Perhaps we should have paid greater attention to T. S. Eliot. Specifically, to his brief letter submitted to The Times and put into print on the 20th December, 1950. Within this short and reserved, though ultimately cautionary letter, Eliot made a request that before Britain took any significant leap towards the increasing popularization and funding of television, might it be prudent to examine the potential effects of television becoming a “habitual form of entertainment” throughout many American households. Eliot, in this letter, proposed that an investigation be launched into the consequences of television “for American society” whilst also expressing his fears regarding the social, mental, physical and (perhaps most importantly of all) moral impacts of television as a pastime upon small children.
What would his reaction be to the grotesque popularity of inane entertainment such as Love Island?
Indeed, one wonders what Eliot would make of the permeation of television into our everyday lives over the last sixty-nine years. What would his reaction be to the grotesque popularity of inane entertainment such as Celebs Go Dating, Love Island and Geordie Shore? Reality television (or, to be more accurate, so-called reality television) might be the best contemporary example of how rapidly we are approaching the soulless dystopian nightmare described by Aldous Huxley in Brave New World.
Do you think I’m exaggerating? Well, let us reflect on the warnings given by Neil Postman in his comparisons between Orwellian totalitarianism and hedonistic vision of a future offered up by Huxley. In his book, Amusing Ourselves to Death, Postman reminds us that: “Orwell feared that the truth would be concealed from us. Huxley feared the truth would be drowned in a sea of irrelevance. Orwell feared we would become a captive culture. Huxley feared we would become a trivial culture”. Irrelevant and trivial. Can anyone propose two better words to describe the absolute state of most modern television shows?
First of all, might it be ill-mannered of me to ask what on earth is so entertaining about these shows? I, for one, can’t understand it. Just to get the potential accusations of pretentiousness or snobbery out of the way believe me when I say that this confusion does not come from a place of faux intellectualism. I’m a recovering Doctor Who fan boy, a dedicated watcher of anime and the guilty admirer of the occasional Will Ferrell comedy. So, trust me, I’m capable of being distracted enough by bad slapstick humour, dramatic explosions, quirky characters and meme-worthy performances but these reality shows seem to embrace vapidity and stupidity on an unprecedented level. Please, can someone explain to me what the appeal about Love Island is?
Isn’t this show everything antithetical to the feminist movement?
You bring a bunch of moderately attractive people together (most of whom can barely string a sentence together), dump them on a luxurious villa on an island and…and…what? Watch them make out?
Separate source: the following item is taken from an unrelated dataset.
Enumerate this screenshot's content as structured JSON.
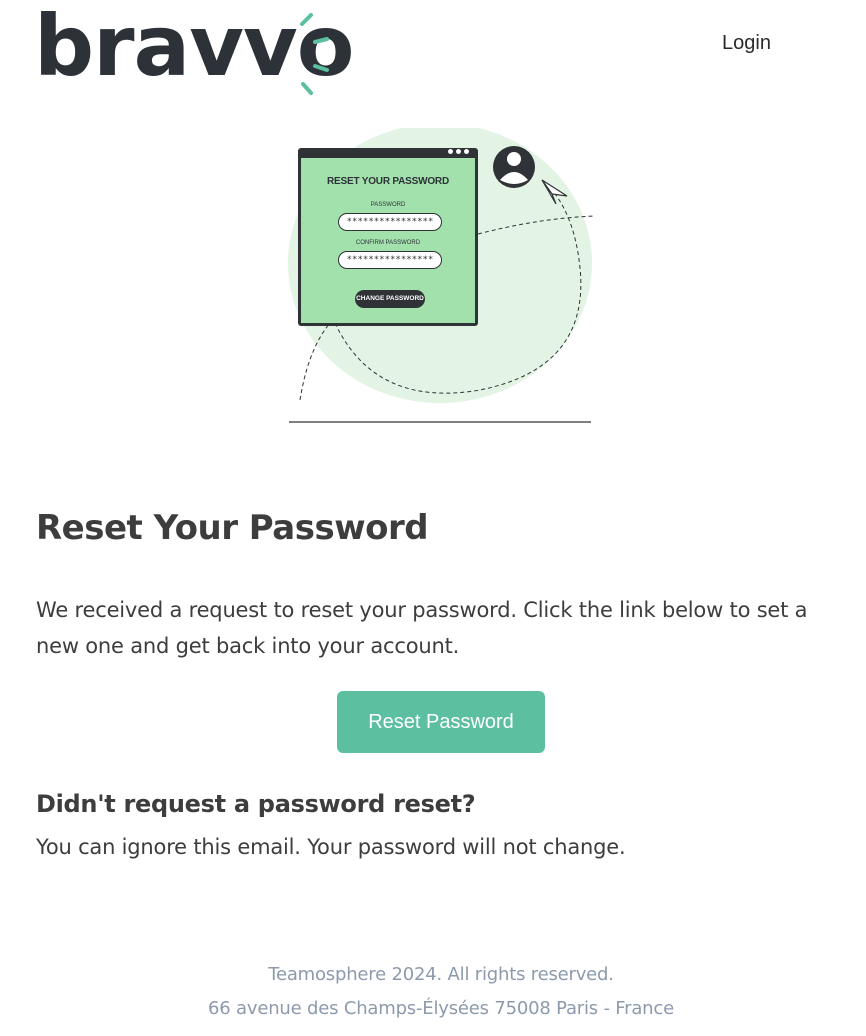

Watch them engage in conversations that have the emotional depth of a puddle on the pavement? Watch them cheat on and emotionally manipulate and gossip and “throw shade” at one another? Actually, come to think of it, why are feminists watching this show? You know who you are. Isn’t this show everything antithetical to the feminist movement? A bunch of women being paraded about as meat bags, with bikinis rammed permanently up there arse-cracks, being passed from bloke to bloke, humiliation to humiliation before a slack jawed audience. Of course, I’m not suggesting that the blokes don’t have a difficult time on the show either, especially when they end up being vilified before the entire country for a few poorly chosen comments or decisions on a show designed to exploit those poorly chosen comments and decisions.
Love Island isn’t the only terrible show out there, of course. Big Brother, a show that appears to be about gossiping, spite and sexual objectification. The X Factor, a musical competition so predictable, emotionally manipulative and bland that it makes even the poorest Adam Sandler comedy look like Citizen Kane or Taxi Driver by comparison. Another reason that I must despair at the popularity of shows like Love Island, aside from their superficiality and vacuous content is the potential influence of these shows on younger audiences. According to a recent survey by YouGov, forty-three percent of Love Island viewers fall between the age ranges of eighteen to twenty-nine. That is not accounting for the younger siblings, cousins or even children of viewers within this particular age range who happen to take an interest in the show (I have two younger sisters for which this is the case. Anecdotal evidence, I know but I suspect I am not alone in this).
It appears to be self-evident that these sorts of shows are a bad influence on their audiences
We should be concerned about this shows popularity with young adults and teenagers, especially when one considers the shows wider impact upon its audience. Viewers of Love Island appear to be more accommodating of vanity, with seventy-three percent of the shows viewers agreeing with the statement “it is important for me to look physically attractive” compared to this attitude being shared by only fifty-two percent of the British public. Viewers of Love Island are also more likely to take an interest in Celebrities, Sex, Beauty and read celebrity gossip magazines. It appears to be self-evident that these sorts of shows are a bad influence on their audiences. What will this country look like in twenty years, I wonder, after these young adults have lived the better parts of their lives embracing shallowness and hedonism, all the while continuing to reward the proponents of such ‘virtues’ with adoration, wealth and influence.
Is the tea piping hot enough for you yet?